Religious groups were given an extra year to comply with the mandate, extending the deadline to August 1, 2013.

“The fact that there will be no room one year from now for students to offer health coverage that does not provide contraceptives,” said David Schmiesing, Franciscan University’s vice president for student life. “There’s no room for that one year from now with the current situation. It’s hard for me to see how that’s a compromise.”

The U.S. Conference of Catholic Bishops on Tuesday said the rules are not nearly broad enough to ease their concerns that religious groups will be forced to pay for contraception their faith forbids - although indirectly.

“The central problem remains that conscientiously-objecting non-exempt religious organizations will still be required to provide plans that serve as a conduit for contraceptives and sterilization procedures to their own employees,” they wrote. “And their premiums will help pay for those items.”

But the move didn’t pacify religious employers, who want the contraception mandate overturned entirely.
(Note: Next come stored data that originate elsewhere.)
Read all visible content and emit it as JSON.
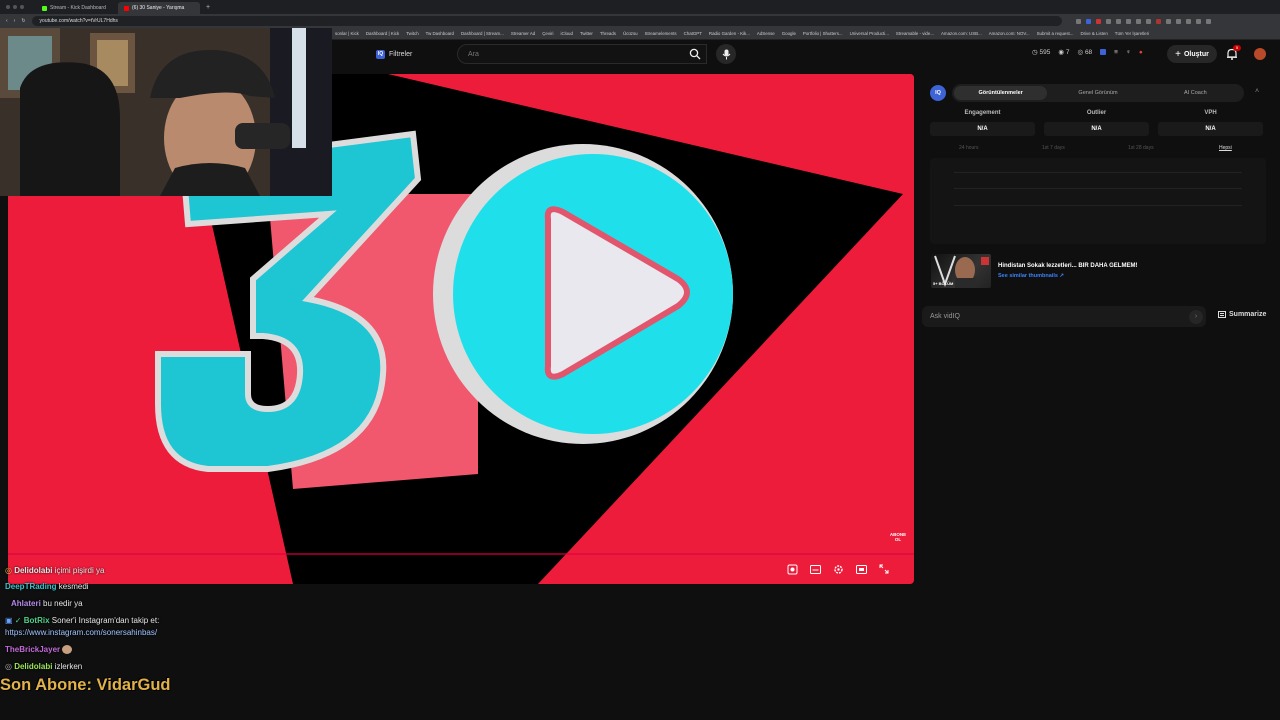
{
  "browser": {
    "tabs": [
      {
        "title": "Stream - Kick Dashboard",
        "color": "#53fc18"
      },
      {
        "title": "(6) 30 Saniye - Yarışma",
        "color": "#ff0000"
      }
    ],
    "url": "youtube.com/watch?v=tVrUL7Hdhs",
    "bookmarks": [
      "sonlar | Kick",
      "Dashboard | Kick",
      "Twitch",
      "Tw Dashboard",
      "Dashboard | Stream...",
      "Streamer Ad",
      "Çeviri",
      "iCloud",
      "Twitter",
      "Threads",
      "Ücüzsu",
      "Streamelements",
      "ChatGPT",
      "Radio Garden - Kik...",
      "AdSense",
      "Google",
      "Portfolio | Shutters...",
      "Universal Producti...",
      "Streamable - vide...",
      "Amazon.com: USB...",
      "Amazon.com: NOV...",
      "Submit a request...",
      "Drive & Listen",
      "Tüm Yer İşaretleri"
    ]
  },
  "header": {
    "filter_label": "Filtreler",
    "filter_icon_text": "IQ",
    "search_placeholder": "Ara",
    "stats": [
      "595",
      "7",
      "68"
    ],
    "create_label": "Oluştur",
    "notification_count": "5"
  },
  "player": {
    "brand_colors": {
      "red": "#ee1c3b",
      "cyan": "#1fe0ea",
      "black": "#000000"
    },
    "big_number": "30",
    "subscribe_badge": "ABONE OL"
  },
  "vidiq": {
    "logo": "IQ",
    "tabs": [
      "Görüntülenmeler",
      "Genel Görünüm",
      "AI Coach"
    ],
    "active_tab": "Görüntülenmeler",
    "metrics": [
      {
        "label": "Engagement",
        "value": "N/A"
      },
      {
        "label": "Outlier",
        "value": "N/A"
      },
      {
        "label": "VPH",
        "value": "N/A"
      }
    ],
    "ranges": [
      "24 hours",
      "1st 7 days",
      "1st 28 days",
      "Hepsi"
    ],
    "active_range": "Hepsi",
    "recommendation": {
      "title": "Hindistan Sokak lezzetleri... BIR DAHA GELMEM!",
      "link": "See similar thumbnails ↗",
      "thumb_text": "5+ BÖLÜM"
    },
    "ask_placeholder": "Ask vidIQ",
    "summarize_label": "Summarize"
  },
  "chat": {
    "lines": [
      {
        "user": "Delidolabi",
        "user_color": "#e6e6e6",
        "text": "içimi pişirdi ya"
      },
      {
        "user": "DeepTRading",
        "user_color": "#3ec1c9",
        "text": "kesmedi"
      },
      {
        "user": "Ahlateri",
        "user_color": "#b38ae8",
        "text": "bu nedir ya"
      },
      {
        "user": "BotRix",
        "user_color": "#4fd18b",
        "text": "Soner'i Instagram'dan takip et:"
      },
      {
        "user": "",
        "user_color": "#ffffff",
        "text": "https://www.instagram.com/sonersahinbas/"
      },
      {
        "user": "TheBrickJayer",
        "user_color": "#c26ad8",
        "text": ""
      },
      {
        "user": "Delidolabi",
        "user_color": "#9be55a",
        "text": "izlerken"
      }
    ],
    "last_sub_label": "Son Abone: VidarGud"
  }
}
After Secretary of Health and Human Services Kathleen Sebelius announced the mandate early this year, Republicans have unsuccessfully tried to block it in Congress and a half-dozen Catholic and evangelical colleges, seven states and several business owners have filed lawsuits.

Franciscan officials wouldn’t say whether they intended to either join any of the lawsuits or file their own, but said the exemption for churches is the only one that goes far enough because it doesn’t require any coverage for employees and they’re sure they don’t qualify for that one.

“That’s one of the stingiest exemptions I’ve ever seen,” said spokesman Tom Sofio. “You literally have to be a cloister convent of nuns with 100 percent of them being Catholic.”